= Ulrich von Sax =

Abbot of Saint Gall

Ulrich von Sax (born before 1204; died 23 September 1220) was Abbot of Saint Gall from 1204 until his death.
== Life ==
Ulrich descended from the House of Sax who had property in eastern Switzerland. He was the son of Albrecht von Sax. After his studies in Paris and Bologna, he became portarius (en. "doorman") in Saint Gall and was elected abbot on 18 December 1204. Ulrich probably received the jura regalia from King Philip. He supported his brother Heinrich in his battle against Hugo I of Montfort. Ulrich awarded his brother Heinrich the bailiwick over the abbey, which we had accroached after Philip's death. However, after Otto IV had established himself as king, Ulrich's brother had to release the bailiwick again. In 1208, a dispute arose with Werner von Staufen, the Bishop of Konstanz, concerning Castle Rheineck. The dispute ended with Ulrich's defeat at Breitfeld. The chapel on the former battle field commemorates the bloodshed.

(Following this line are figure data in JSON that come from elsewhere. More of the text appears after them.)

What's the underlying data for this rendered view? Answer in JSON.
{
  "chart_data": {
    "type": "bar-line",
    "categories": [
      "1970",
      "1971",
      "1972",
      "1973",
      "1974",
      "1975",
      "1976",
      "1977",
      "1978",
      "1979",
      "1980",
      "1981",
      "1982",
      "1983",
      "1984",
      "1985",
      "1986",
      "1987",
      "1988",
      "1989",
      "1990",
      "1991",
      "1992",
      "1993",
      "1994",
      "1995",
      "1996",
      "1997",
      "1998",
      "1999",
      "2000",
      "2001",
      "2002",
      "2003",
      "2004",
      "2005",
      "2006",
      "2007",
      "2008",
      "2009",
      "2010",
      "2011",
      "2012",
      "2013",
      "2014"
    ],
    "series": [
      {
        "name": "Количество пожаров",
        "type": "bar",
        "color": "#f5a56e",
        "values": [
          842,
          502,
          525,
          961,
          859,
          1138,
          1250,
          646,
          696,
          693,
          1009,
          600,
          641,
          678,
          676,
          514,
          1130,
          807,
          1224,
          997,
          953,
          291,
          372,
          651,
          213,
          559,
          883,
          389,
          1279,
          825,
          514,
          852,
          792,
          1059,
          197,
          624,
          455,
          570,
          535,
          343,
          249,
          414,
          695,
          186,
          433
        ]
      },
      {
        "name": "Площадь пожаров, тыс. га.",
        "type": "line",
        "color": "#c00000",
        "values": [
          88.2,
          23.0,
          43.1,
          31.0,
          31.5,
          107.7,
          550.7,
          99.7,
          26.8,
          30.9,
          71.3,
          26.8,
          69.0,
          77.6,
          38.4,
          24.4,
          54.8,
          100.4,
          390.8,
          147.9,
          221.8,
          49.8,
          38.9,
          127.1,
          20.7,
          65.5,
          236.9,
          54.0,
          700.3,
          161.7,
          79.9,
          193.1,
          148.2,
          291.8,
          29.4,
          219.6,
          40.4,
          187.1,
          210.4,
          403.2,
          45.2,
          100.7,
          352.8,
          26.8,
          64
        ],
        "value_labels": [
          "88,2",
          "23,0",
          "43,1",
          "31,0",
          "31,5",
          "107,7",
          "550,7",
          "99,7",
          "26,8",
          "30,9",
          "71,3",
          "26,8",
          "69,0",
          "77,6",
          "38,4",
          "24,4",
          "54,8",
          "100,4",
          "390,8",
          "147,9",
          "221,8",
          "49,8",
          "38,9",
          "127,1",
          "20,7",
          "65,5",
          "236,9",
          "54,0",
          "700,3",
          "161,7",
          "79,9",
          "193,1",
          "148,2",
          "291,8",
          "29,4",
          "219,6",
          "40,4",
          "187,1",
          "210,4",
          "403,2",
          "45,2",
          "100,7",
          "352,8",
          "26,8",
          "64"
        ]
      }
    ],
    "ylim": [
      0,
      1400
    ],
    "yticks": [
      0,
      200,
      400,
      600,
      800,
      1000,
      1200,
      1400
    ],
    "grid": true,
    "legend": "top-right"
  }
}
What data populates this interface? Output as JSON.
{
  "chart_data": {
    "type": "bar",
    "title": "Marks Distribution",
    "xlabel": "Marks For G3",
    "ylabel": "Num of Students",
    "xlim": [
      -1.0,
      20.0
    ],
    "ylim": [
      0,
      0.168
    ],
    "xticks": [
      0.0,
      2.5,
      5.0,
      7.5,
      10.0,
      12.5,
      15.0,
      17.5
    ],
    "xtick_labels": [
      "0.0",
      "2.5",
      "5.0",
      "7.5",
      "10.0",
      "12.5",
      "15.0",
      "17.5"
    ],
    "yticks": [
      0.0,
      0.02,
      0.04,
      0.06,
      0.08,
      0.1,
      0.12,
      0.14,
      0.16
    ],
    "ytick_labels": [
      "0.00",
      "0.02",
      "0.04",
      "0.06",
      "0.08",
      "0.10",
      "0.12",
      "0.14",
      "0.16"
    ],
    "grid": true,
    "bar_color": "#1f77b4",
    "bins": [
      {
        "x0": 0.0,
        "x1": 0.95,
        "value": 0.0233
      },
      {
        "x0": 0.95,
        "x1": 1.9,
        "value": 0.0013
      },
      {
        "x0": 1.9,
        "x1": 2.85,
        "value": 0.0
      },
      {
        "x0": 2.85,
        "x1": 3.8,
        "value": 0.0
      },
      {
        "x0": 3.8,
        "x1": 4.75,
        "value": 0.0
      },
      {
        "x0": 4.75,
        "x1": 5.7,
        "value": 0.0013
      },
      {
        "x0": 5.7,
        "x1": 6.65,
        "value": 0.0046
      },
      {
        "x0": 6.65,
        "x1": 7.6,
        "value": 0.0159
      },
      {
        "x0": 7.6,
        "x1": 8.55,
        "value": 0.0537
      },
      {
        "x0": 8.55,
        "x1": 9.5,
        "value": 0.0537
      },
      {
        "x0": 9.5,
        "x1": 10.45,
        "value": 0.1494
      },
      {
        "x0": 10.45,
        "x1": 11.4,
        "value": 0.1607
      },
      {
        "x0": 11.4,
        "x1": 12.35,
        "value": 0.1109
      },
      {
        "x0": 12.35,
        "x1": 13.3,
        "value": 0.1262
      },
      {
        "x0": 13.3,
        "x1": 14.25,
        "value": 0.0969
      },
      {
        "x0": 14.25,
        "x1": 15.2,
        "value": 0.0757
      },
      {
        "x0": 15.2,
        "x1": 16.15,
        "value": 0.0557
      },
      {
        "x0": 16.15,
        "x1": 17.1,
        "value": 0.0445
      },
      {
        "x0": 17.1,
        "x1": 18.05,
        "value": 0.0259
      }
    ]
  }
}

When Frederick II from the Hohenstaufen family moved to Germany in 1212, Ulrich met him and accompanied him to Basel. From then on, he is often found in proximity to Frederick. Ulrich was in charge of Frederick's legation to Pope Innocent III who assigned him the right of wearing the mitre. In 1217, Honorius III endowed him with the right to mitre and ring. Several times, Ulrich was appointed referee by the Pope in church disputes. He expanded the abbey's rule. Together with his brother Heinrich, he built Clanx Castle and he also displayed extensive construction activity in Saint Gall by building a maternity home for poor women. Ulrich was preparing to go to Italy with Frederick II, when he died of a fever in 1220.